Based on a short story by Newton native Elsa Marston, the lump-in-the- throat film explores the holiday spirit found in an Iraqi family under the deprivations of the international embargo in the 1990s. Sixteen-year-old Amal (Tamara Dhia) struggles to provide a proper parting gift for a teacher who has awakened her love of literature. In doing so, she learns of an even greater sacrifice made to supply her little brother, Bilaal (Dodi Eid), with a toy for Christmas.

Zaki was moved to tears when he read Marston’s story in 2005. Coincidentally, they lived on the same street in Egypt when he was a boy. The writer, who now lives in Indiana, has become one of many supporters of the film, Zaki said, and he is hoping to get a grant to distribute a DVD of “Santa Claus in Baghdad” along with a copy of Marston’s book, “Figs and Fate – Stories About Growing up in the Arab World Today,” to schools and libraries. (A new edition has been retitled to match the film.)

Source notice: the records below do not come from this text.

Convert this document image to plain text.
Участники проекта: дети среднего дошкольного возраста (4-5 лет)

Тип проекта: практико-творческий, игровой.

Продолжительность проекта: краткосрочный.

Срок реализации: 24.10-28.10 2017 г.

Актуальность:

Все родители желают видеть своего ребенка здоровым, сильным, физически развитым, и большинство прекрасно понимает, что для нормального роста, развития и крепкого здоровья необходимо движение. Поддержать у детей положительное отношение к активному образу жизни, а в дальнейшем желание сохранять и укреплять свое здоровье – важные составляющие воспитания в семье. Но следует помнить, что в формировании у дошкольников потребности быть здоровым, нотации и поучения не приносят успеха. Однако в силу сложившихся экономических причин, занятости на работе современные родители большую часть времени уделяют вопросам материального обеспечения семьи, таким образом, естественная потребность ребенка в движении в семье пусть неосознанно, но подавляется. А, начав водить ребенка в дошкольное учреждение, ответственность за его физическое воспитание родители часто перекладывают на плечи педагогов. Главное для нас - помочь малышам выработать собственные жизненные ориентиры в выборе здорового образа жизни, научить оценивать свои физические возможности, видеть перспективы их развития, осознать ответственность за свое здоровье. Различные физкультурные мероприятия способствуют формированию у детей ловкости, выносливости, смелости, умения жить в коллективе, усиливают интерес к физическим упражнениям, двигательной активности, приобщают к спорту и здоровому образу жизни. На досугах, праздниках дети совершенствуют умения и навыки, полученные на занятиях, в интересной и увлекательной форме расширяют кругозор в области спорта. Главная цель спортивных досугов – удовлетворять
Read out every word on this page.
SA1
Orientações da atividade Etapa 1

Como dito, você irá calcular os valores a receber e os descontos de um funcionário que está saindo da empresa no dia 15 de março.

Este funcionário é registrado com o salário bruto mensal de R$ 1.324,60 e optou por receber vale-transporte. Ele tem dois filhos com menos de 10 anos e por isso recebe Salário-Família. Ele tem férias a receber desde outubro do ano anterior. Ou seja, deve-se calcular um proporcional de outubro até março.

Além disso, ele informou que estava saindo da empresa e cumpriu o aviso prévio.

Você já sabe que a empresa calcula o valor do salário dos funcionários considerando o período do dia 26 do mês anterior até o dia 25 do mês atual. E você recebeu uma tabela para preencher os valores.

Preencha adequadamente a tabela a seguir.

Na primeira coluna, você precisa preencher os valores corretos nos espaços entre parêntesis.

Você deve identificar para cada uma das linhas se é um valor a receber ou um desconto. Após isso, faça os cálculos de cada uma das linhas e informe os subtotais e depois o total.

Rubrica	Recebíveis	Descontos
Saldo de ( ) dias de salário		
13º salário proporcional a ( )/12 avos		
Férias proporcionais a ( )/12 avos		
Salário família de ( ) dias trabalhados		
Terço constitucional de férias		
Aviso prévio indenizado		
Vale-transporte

Zaki, an Egyptian-born Christian, graduated from BU’s film program in 1989, and became an American citizen a decade ago. He wrote, produced, and directed the half-hour film through his RA Vision Productions in Framingham. Numerous donors, foundations, and individuals helped get the film made, although Zaki said he is still tens of thousands of dollars out of pocket.

RA’s bread and butter is industrial videos, but after 9/11 Zaki began to also think about how to improve Arab-American understanding. His 2006 comedy “Just Your Average Arab” found an audience at the Boston International Comedy and Film Festival. He shot most of “Santa Claus in Baghdad” over 10 days in 2007, mainly in a 7,500-square-foot warehouse in Framingham. He also filmed some backgrounds guerrilla-style during a trip back to Egypt in January.

“I’m doing it for my country, for the next generation of kids,” Zaki said. “Somebody sees this and he’s the next policy maker and becomes the next president, imagine the effect on him, because he was exposed to another culture in the true light of what they are.”